Across the board was a nearly unanimous opinion on technology—no to phones for children, yes to AI updates. Candidate Omar Deckel runs an AI company, and his campaign is influenced by this: “Writing a policy today that can identify all the guardrails we can put into place is nearsighted. This has to be an ongoing thing to be able to consistently evaluate what AI can do and what it should do.” Many candidates also emphasized the utilization of AI as a tool for students with disabilities, allowing them to “catch up” to their peers.
Contrastingly, nearly all candidates believed in the harm of technology in the classroom and an effort to separate students from devices. Democratic candidate Juanita Kerber described her own priorities, expressing that “one of the things that I do when…my son gets home from school is to see what he’s going to [do], what he has to do, but also to make sure he’s turning screens off…to go outside and play with his friends.”
“Wait Until 8th” was a recurrent advertisement by many of the candidates, a pledge delaying giving smartphones to students until the end of eighth grade. Republican candidate Thalia Nissim expressed her exasperation towards allowances of “iPad time” in the classroom: “My son will come home and say, ‘Oh, I finished an assignment early, so my teacher told me to go play on my iPad, so I searched up which Apple Watch I might want.”’

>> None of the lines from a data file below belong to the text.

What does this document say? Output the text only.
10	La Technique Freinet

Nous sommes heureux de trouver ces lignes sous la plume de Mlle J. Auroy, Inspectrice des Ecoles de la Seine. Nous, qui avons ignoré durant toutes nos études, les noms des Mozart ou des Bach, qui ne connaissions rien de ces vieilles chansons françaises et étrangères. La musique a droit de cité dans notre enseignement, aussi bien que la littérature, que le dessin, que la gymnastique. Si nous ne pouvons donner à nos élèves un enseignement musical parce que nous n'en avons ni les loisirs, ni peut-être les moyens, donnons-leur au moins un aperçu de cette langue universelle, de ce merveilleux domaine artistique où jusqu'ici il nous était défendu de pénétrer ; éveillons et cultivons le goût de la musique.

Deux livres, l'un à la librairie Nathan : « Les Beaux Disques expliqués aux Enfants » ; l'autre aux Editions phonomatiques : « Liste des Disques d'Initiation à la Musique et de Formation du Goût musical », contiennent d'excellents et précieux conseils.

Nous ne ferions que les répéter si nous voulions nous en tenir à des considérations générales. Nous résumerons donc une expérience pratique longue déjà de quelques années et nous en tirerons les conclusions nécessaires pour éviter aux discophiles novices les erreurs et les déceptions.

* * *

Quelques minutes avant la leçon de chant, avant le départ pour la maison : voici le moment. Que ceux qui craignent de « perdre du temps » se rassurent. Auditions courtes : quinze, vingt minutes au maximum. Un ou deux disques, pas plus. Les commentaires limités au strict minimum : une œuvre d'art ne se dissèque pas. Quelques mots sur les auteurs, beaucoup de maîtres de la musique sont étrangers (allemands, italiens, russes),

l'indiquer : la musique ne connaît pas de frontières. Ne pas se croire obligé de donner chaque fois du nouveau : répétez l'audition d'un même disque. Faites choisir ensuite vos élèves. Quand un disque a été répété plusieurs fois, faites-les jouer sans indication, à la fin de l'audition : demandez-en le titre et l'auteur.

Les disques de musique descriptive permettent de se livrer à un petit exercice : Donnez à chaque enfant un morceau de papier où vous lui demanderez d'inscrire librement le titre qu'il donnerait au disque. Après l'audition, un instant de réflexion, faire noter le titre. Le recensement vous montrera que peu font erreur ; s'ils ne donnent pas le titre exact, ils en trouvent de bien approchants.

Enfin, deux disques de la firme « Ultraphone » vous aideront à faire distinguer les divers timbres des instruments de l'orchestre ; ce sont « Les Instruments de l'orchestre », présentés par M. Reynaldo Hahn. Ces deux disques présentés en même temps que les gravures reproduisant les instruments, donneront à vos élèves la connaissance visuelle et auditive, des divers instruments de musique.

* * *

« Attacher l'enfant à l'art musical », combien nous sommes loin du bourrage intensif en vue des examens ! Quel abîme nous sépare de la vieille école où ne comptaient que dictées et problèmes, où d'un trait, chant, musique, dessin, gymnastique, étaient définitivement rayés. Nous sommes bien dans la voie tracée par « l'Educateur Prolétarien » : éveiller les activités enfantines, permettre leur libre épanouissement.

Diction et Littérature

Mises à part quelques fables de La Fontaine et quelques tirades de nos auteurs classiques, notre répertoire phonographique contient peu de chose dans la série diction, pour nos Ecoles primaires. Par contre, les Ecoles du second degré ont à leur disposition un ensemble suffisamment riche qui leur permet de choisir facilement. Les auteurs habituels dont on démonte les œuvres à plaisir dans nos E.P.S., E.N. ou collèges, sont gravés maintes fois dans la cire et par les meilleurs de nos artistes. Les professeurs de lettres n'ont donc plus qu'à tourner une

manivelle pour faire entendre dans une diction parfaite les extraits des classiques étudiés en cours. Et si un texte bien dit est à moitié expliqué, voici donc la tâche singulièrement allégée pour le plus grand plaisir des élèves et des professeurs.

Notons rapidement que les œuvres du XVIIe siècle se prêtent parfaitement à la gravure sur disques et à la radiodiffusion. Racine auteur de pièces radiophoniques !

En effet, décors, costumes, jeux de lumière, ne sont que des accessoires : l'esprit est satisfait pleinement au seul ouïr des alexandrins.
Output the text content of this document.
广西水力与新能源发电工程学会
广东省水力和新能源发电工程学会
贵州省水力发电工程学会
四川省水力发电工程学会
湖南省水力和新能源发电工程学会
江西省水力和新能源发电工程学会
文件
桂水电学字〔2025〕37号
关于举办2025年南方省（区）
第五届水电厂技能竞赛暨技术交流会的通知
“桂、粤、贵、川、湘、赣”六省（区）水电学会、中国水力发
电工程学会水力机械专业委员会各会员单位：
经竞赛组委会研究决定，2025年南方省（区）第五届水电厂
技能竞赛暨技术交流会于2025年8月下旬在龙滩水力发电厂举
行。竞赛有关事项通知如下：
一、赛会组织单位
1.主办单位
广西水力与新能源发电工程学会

However, not all issues were agreed on unanimously. A tense moment came when Kerber answered a question about hate speech, replying with, “When you have a group that seeks an endorsement from a PAC like 1776 Project, which doesn’t believe in [diversity, equity, and inclusion], that’s a problem for me, and that also dispels the transparency and trust that we want in our School Board.”
This is in relation to the Together For Tomorrow ticket—made up of the Republican candidates Pack, Deckel, and Nissim—who are endorsed by the 1776 Project, a PAC that supports “reform-minded conservatives who oppose political indoctrination,” according to their website. Rudolph, in turn, denounced the 1776 Project as well, clarifying, “I had to decline an endorsement from the 1776 Project because of hateful, inflammatory items on their website, such as hats saying there are only two genders. Those aren’t the values I was raised with. Those aren’t the values that our community has. We shouldn’t be bringing that rhetoric into the classroom, into the School Board.” And with those closing remarks, the forum was over.
Even with divisive moments such as these, a commitment to transparency, trust, and putting children first was emphasized by every candidate, whether running as a Democrat, a Republican, or an Independent, and the forum acted as a clear channel to respectfully express opinions to the community.